On Wed, Jun 07 2017, Matthew Wilcox <[email protected]> wrote:
> From: Matthew Wilcox <[email protected]>
>
> Several callers have constant 'start' and an 'nbits' that is a multiple of
> 8, so we can turn them into calls to memset. We don't need the entirety
> of 'start' and 'nbits' to be constant, we just need to know whether
> they're divisible by 8.
>
> Signed-off-by: Matthew Wilcox <[email protected]>
> ---
> include/linux/bitmap.h | 6 ++++++
> 1 file changed, 6 insertions(+)
>
> diff --git a/include/linux/bitmap.h b/include/linux/bitmap.h
> index 4e0f0c8167af..0b3e4452b054 100644
> --- a/include/linux/bitmap.h
> +++ b/include/linux/bitmap.h
> @@ -319,6 +319,9 @@ static __always_inline void bitmap_set(unsigned long
> *map, unsigned int start,
> {
> if (__builtin_constant_p(nbits) && nbits == 1)
> __set_bit(start, map);
> + else if (__builtin_constant_p(start & 7) && IS_ALIGNED(start, 8) &&
> + __builtin_constant_p(nbits & 7) && IS_ALIGNED(nbits, 8))
> + memset(map + start / 8, 0xff, nbits / 8);
> else
Isn't the pointer arithmetic wrong here?

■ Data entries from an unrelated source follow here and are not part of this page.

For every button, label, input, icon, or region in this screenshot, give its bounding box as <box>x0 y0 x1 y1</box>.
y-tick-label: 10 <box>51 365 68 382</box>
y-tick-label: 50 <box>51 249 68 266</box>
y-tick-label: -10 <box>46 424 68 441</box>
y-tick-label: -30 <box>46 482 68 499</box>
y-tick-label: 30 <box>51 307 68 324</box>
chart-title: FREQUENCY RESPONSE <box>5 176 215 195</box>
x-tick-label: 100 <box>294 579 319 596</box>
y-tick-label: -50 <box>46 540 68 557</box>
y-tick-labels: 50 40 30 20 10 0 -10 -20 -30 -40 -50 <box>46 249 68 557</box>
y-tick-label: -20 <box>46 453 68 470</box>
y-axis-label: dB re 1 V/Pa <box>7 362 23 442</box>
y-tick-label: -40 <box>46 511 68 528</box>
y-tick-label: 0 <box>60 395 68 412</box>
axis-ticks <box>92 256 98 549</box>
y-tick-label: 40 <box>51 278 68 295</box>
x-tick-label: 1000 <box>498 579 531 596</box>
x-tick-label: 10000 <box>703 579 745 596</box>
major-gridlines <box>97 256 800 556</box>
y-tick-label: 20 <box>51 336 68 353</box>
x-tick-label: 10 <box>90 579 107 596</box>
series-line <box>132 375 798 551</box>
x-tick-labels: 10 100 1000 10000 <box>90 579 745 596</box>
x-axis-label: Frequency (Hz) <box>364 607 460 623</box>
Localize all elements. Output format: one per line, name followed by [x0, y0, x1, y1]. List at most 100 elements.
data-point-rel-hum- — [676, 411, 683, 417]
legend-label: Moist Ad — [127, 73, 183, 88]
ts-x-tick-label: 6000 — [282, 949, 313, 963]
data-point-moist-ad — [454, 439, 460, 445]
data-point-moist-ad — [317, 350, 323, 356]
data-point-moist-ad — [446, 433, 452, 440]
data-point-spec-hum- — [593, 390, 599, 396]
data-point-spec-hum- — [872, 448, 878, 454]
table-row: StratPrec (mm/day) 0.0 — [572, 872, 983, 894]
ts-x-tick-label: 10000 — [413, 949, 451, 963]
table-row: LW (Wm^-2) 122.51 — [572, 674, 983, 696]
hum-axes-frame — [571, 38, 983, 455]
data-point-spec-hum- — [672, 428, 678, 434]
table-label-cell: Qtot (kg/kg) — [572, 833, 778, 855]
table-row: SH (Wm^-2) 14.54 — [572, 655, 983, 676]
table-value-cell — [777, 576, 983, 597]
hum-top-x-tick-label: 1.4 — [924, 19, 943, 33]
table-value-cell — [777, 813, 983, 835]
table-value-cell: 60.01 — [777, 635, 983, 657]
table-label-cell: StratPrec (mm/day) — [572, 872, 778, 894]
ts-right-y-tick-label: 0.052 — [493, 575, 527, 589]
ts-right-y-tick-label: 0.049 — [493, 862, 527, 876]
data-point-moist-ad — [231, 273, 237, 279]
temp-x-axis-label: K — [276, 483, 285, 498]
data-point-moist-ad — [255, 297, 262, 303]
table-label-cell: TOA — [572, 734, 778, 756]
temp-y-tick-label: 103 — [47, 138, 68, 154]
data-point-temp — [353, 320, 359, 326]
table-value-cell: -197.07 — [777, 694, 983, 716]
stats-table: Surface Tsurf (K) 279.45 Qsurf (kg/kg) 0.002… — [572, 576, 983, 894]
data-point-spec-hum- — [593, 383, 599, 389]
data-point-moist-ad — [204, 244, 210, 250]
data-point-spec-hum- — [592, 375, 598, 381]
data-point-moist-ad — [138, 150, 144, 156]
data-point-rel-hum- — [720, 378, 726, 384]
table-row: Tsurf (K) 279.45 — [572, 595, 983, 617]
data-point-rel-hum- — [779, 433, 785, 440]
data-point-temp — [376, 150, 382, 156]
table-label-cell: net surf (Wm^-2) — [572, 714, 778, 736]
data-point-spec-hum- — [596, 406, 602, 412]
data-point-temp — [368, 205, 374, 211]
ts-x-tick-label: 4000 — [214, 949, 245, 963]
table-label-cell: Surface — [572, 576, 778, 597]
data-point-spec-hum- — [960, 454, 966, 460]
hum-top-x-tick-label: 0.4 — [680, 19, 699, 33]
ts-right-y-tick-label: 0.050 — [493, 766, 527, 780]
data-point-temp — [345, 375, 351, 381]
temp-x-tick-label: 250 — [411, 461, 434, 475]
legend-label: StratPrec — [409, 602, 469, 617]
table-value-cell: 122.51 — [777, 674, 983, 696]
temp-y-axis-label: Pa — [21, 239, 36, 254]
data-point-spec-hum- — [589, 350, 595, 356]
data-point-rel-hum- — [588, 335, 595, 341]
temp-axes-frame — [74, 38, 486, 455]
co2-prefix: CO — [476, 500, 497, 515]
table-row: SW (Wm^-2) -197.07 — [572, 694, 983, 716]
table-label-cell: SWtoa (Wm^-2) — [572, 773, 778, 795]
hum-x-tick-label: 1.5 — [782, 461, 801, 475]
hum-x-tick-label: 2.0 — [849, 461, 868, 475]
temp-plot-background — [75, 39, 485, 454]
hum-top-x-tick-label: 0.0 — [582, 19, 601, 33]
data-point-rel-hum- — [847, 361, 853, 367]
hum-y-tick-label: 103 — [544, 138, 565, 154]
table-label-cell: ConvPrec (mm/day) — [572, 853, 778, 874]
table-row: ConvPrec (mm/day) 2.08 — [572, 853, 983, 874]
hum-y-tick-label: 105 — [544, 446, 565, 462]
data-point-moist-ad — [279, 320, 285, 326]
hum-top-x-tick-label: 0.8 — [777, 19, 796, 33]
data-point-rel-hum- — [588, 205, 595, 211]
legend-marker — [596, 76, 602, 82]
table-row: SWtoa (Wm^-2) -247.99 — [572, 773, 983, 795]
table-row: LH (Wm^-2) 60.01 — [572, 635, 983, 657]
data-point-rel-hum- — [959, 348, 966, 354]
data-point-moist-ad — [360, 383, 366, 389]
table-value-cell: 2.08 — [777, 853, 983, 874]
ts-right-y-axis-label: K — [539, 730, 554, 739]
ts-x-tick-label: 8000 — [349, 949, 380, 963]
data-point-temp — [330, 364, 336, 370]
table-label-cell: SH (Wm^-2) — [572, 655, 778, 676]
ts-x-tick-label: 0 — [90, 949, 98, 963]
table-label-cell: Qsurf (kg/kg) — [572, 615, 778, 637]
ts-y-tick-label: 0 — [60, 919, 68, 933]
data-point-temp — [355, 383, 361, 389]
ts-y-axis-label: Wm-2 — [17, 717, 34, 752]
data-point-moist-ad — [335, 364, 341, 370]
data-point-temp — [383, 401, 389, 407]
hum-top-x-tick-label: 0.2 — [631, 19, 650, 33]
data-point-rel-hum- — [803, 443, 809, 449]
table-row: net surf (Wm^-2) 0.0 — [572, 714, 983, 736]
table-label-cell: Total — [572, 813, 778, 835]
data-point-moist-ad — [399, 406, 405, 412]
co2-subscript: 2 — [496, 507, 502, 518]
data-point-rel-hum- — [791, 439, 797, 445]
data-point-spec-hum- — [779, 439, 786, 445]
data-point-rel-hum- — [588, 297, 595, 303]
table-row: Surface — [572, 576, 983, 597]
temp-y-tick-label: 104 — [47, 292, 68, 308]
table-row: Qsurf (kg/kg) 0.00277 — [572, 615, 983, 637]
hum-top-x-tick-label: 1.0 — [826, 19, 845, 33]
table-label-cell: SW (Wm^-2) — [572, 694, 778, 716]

I think you need to cast map to
(char*).
>
> __bitmap_set(map, start, nbits);
> }
> @@ -328,6 +331,9 @@ static __always_inline void bitmap_clear(unsigned long
> *map, unsigned int start,
> {
> if (__builtin_constant_p(nbits) && nbits == 1)
> __clear_bit(start, map);
> + else if (__builtin_constant_p(start & 7) && IS_ALIGNED(start, 8) &&
> + __builtin_constant_p(nbits & 7) && IS_ALIGNED(nbits, 8))
> + memset(map + start / 8, 0, nbits / 8);
> else
Ditto.
Do you have an example of how the generated code changes, both in the
case of actual constants and a case where gcc can see that start and
nbits are byte-aligned without knowing their actual values?